Perseids and planets: Rendezvous in the morning sky

August 04, 2025

Mid-August is Perseids season. However, on the nights with the highest number of meteors, the Moon will be brightening up the sky and spoiling the show  this year. Early risers will be rewarded not only with shooting stars, but also with Jupiter and Venus making an appearance in the eastern sky in the morning hours though.

Midsummer is the time for shooting stars: The first Perseid meteors appear in the sky already mid to late July, seemingly coming from the constellation Perseus. The Perseids are a very reliable meteor shower, with a noticeable increase in shooting stars expected every year over a period of days and weeks. The number of shooting stars continues to increase until August 12 and then drops again towards the end of the month.

As with many other meteor showers, the viewing conditions for the Perseids are actually better during the second half of the night when the radiant, the point in the constellation Perseus from which the meteors appear to originate, rises higher and higher above the horizon. However, the same applies for the Moon this year on the nights around the maximum.

Full Moon is on 9 August 2025, and on 12 August, the Moon rises at around 22 CEST, about an hour after sunset. The side of the Moon facing Earth is 83% illuminated, so it noticeably brightens the sky. The moonlight will outshine many of the fainter shooting stars of the Perseid meteor shower, which require a dark sky to be observed. The brighter trails will remain, but the impression of meteors raining from the sky is unlikely to occur this year.

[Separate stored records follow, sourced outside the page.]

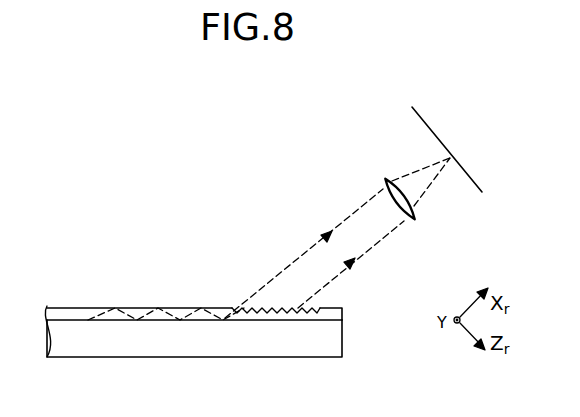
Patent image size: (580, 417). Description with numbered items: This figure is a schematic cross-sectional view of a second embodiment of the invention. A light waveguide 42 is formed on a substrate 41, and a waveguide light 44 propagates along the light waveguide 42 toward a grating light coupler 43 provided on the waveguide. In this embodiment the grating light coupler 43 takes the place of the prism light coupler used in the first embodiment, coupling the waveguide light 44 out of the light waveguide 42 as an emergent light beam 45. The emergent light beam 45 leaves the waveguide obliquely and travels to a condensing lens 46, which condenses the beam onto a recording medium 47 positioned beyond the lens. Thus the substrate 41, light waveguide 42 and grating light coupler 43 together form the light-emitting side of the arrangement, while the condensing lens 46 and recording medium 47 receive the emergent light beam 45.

The substrate 41 is at (342, 342).
The light waveguide 42 is at (342, 310).
The grating light coupler 43 is at (272, 313).
The waveguide light 44 is at (131, 313).
The emergent light beam 45 is at (327, 231).
The condensing lens 46 is at (411, 221).
The recording medium 47 is at (481, 193).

Anyone looking for shooting stars early in the morning around the maximum will be treated to a beautiful planetary constellation as a bonus: Jupiter and Venus rise at around 3:30 CEST. An hour later, the two are higher above the horizon and can still be easily observed for a while despite the onset of dawn. The two are together in Gemini, and on 12 August 2025, they will approach each other at less than two full moon diameters. The brighter Venus moves noticeably from night to night, and you can easily follow it with the naked eye as it approaches Jupiter from the right until 11 August and then moves away to the lower left starting on 13 August.

On 20 August 2025, the distance between the two will have grown to 16 full moon diameters when the then waning thin crescent Moon joins them. Low above the eastern horizon, you can also try to spot swift Mercury at dawn. However, it is easier to see the ringed planet Saturn, which is visited by the Moon in Pisces on 12 August and is visible in the south in the morning these days.

The radiant of the Perseids is not fixed in location: In the second half of August, it moves into the neighboring constellation Camelopardalis.